The Buzz: July 2014

The Buzz: July 2014
Paige Taylor, Brooke Hillman and Madison Wills took turns fighting this 27.5 inch redfish (released).
Stiff southwest winds have given way to southeast winds on most days and fishing has dramatically improved. It's not lights out every day but it's certainly worth the effort.I would rate fishing around here at about an "eight" right now. Shad are getting bigger and some brown shrimp are finally showing. I don't think we've had a very good brownie crop overall but there are a few birds working. The poor brown shrimp showing is directly related to drought. We've had some recent rains but we need much more. What we really need is for a tropical depression or even a tropical storm to sit on top of us for a few days. I know that sounds horrible, but as most know, freshwater is the life blood of our estuary. That emerald green water is pretty to look at but high salinities are not healthy long-term.

A lot of our bites have been very subtle and I think it's because our trout have just been gorging themselves on shad not really all that hungry. Whatever the reason may be, it's imperative to have the right gear to feel the bites. I won't mention any particular brands of rods, but when I see a guy show up in the morning with a telephone pole for a rod you can pretty much count on him struggling. I usually just politely tell him that the Galveston Bay blue marlin bite seems to be below average this year so please go put your rig back in the truck. The most sensitive rod that I've found is Waterloo's Ultra Mag. Unlike other similar rods it has a backbone that can handle just about anything you're going to catch in the bay.
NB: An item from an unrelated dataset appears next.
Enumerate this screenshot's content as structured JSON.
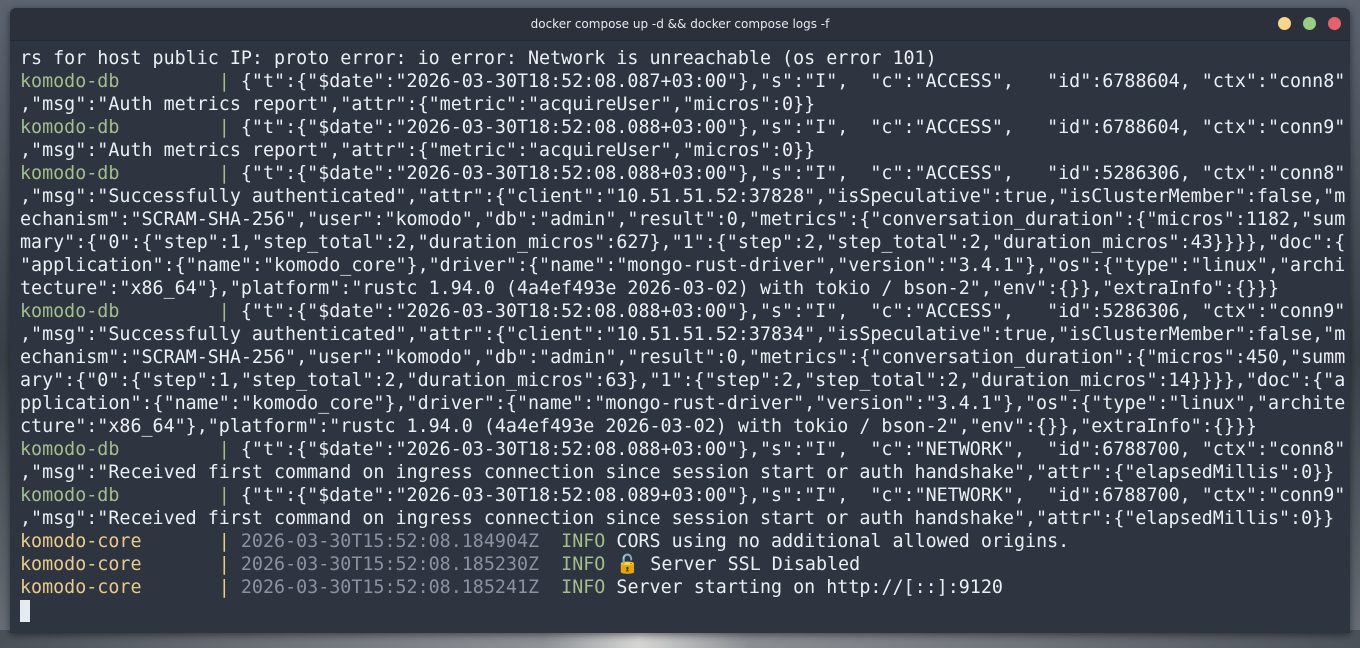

Slap a Shimano Core Mg on it and you've got a lightweight ultra-sensitive rig that enables you to catch more fish. It's that simple.

East and lower Galveston Bays have been the most productive as of late. Most of the reefs are holding good numbers of trout in 5 to 7 feet of water. When we can't find slicks we're working areas of rafting mullet and surfacing shad. Sometimes you can use your troll motor to make a slick or two pop. This helps pin-point the schools. Most of the trout are running in the 16 to 22 inch range with a few 24 to 27 inchers mixed in. The topwater bite has been really good on some days. Super Spook Jr's and MirrOlure Top Dog Jr's have been working the best. As usual, you can't go wrong with the trusty ol' Salt Water Assassin. We've fished a few open-water schools of reds but they're not showing themselves every day. The bayou drains are holding quite a few flounder although about half of them seem to be undersized.

Open-water fishing in Trinity Bay has been off compared to this time last year, but I think it will begin to show signs of improvement really soon. I can't really put my finger on the reason why it's struggling, but it definitely is. Despite sounding like a broken record, my best guess is that it has something to do with delayed patterns we've seen this year following a prolonged winter. A good example is the fact that our birds didn't even start really working until the first week in June. This normally occurs in early May.

The north and south jetties have been holding fair numbers of trout and good numbers of reds for the folks chunking live bait. Good catches of trout have come from the surf on what few calm days we've had.

The month of July will find us over deep shell near the ship channel and around some of the wells. Casting to slicks in 8 to 10 feet of water using soft plastics rigged on 1/4 to 3/8 ounce jig heads will usually get the job done. As the summer heat drives up the water temperatures, a lot of the trout will pull out over deep mud because it is cooler and holds more oxygen. They will usually be near shell, but not necessarily directly on top of it. Getting a very early start and playing the tides will be the best program to stick with throughout the month. On weak tide days, fishing deep spoil reefs closer to the channel also allows you to take advantage of artificial tide movement created by ship and barge traffic.

Summer is here to stay for a while. Get the kiddos out on the water as much as possible. Have fun, stay hydrated and be careful.